Hace unos días escribí esto en los muros en los que ahora se escribe:
‘Los veranos son finales de un día como hoy al salir de trabajar. Un baño, un abrazo, un trago de cerveza, una perra con las patas mojadas y una peli de Hugh Grant que no había visto. Y un cubo de helado, claro’.
El inicio de un verano está donde la vida quiere. No es el calendario ni el sol. Son las cosas que pasan. Yo cogí la costumbre de dedicarle a cada verano unas líneas en este rincón, pero el último no salió en los mapas. Me lo borraron. La vida, lo dicho. El verano 40 no existió y este empezó la noche que escribí esas líneas. Hace bien poco. Hasta tuve que detenerme un rato antes para caer si ya voy por el 41 o el 42. Da igual, eso es lo de menos.
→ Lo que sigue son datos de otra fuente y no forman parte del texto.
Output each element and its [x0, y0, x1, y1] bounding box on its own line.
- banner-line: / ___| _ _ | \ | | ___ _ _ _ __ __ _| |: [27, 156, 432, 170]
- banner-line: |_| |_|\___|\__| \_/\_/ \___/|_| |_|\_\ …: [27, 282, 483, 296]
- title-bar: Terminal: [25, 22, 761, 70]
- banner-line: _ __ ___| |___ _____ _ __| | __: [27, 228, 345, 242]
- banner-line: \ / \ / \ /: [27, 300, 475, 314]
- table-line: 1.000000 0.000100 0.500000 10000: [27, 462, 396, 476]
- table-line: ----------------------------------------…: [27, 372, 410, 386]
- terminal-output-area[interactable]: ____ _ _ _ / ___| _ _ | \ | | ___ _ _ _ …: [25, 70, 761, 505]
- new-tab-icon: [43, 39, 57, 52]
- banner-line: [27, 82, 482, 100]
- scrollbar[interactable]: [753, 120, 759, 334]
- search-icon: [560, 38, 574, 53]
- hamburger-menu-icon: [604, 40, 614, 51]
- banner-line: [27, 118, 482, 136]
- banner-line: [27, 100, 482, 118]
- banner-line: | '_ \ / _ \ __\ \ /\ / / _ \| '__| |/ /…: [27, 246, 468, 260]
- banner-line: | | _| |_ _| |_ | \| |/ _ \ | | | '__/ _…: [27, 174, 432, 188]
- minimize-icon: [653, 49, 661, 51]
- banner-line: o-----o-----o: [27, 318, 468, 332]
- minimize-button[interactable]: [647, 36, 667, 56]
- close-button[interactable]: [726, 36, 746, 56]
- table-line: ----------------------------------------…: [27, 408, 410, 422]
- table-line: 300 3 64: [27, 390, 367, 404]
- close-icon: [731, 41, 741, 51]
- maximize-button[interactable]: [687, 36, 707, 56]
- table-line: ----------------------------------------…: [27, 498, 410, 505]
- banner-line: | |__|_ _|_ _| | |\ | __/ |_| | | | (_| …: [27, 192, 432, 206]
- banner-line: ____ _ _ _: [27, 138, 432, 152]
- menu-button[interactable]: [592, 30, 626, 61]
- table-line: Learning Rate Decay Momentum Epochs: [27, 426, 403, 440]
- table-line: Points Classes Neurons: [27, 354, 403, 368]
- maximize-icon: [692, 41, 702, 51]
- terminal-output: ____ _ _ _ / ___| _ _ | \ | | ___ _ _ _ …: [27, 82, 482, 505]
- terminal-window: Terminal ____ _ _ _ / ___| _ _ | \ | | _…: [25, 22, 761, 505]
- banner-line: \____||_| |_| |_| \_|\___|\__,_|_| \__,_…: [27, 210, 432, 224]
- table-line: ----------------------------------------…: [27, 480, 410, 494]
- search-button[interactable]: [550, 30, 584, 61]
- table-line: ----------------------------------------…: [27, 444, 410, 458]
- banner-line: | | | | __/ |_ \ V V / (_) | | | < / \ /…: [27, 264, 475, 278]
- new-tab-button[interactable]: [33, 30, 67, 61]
El caso es que hay alguno que me recuerda que tengo abandonado El paseante (con razón). También importa que cuando le de al botón de ‘publicar’ estas líneas estaré ya de vacaciones y espero que este texto sirva de algún modo como un cartel sobre la persiana cerrada. Un ‘nos vemos a la vuelta’ (o un ‘no se admiten llamadas si es por trabajo’). Pero lo más importante es la certeza de que todo sigue, que no espera, y de que no quiero perderme este verano (y, con humildad, extender una invitación general a no perderse nada). Por eso, Verano 41.
Porque Jorge me mandó una foto junto a la estatua de Rocky en Filadelfia y justo esa misma mañana, al encender la radio en el coche, sonaba ‘Eyes of the tiger’. La vida puede ser maravillosa, Salinas. Seguido sonó Supertramp y sonreí al volante por las veces que, de crío, mi hermano me lo hizo escuchar en casa. Verano, sí. Recuerdos. Y certezas. He confirmado que soy más bañista que playero y que me encanta ir a Molinucos al final del día y darme un cole. Que a estas alturas he perdido visión nocturna y me cuesta reconocer las caras en los bares de copas de Cañadío. Que Santander es cruel pero maravillosa, pese al MetroTUS, y que no me gusta que un delegado del Gobierno felicite a la Policía poniendo ‘Good job’. Tampoco que en la política cántabra, en general, haya más fotos que acciones y que importe más anotarse los tantos que tantas y tantas necesidades.
A estas alturas del verano doy gracias cada vez que veo a mi madre arreglarse para bajar a tomar un café por el barrio. Aborrezco a un malnacido que deja a un perro metido en el coche al sol para irse a comer y pienso que hay padres que deberían pensarse dos veces traer hijos al mundo. Por pensar que no quede. También pienso que las causas justas rozan el ridículo cuando la bandera la toman los extremistas. Desde el máximo respeto, no me apunten al ‘todes’. Que no todos los que están en las redes son víboras, pero todas las víboras están en las redes. Y que esos muros sociales (que aportan muchas cosas buenas) han hecho que los más tontos cojan fuerza y se envalentonen. Que peligroso es un tonto con protagonismo…
Me voy, no tardo. Que además tengo ganas de irme. Aunque también me pare a veces a darle vueltas a que uno ya es mayor cuando se da cuenta de que muchos conocidos se han ido para siempre. Que hay quien tiene el valor de comentar las noticias antes de haberlas leído (esa plaga va en aumento) y que, entre mis muchos defectos (cada vez más reconocibles y reconocidos), está el de ser demasiado competitivo. Que Ryanair te deja tirado, pero que gracias a sus aviones en esta tierra muchos han podido ver algo más que la Bahía (y eso vale tanto…). Que no sé si viviré para ver el AVE por más que jueguen con las siglas y que estoy hasta la punta de la nariz (por no decir hasta los mismísimos huevos) de que el Racing siga en Segunda B.
Ya está. Ya termino. Tengo que hacer la maleta. Para irme, para después volver. A tu brisa, a la luna en la bahía. A sentir tu faro brillar. Volver algo reconfortado, más entero. Para seguir, porque todo sigue. Para sentir que, de verdad, esta vez si pasó el verano.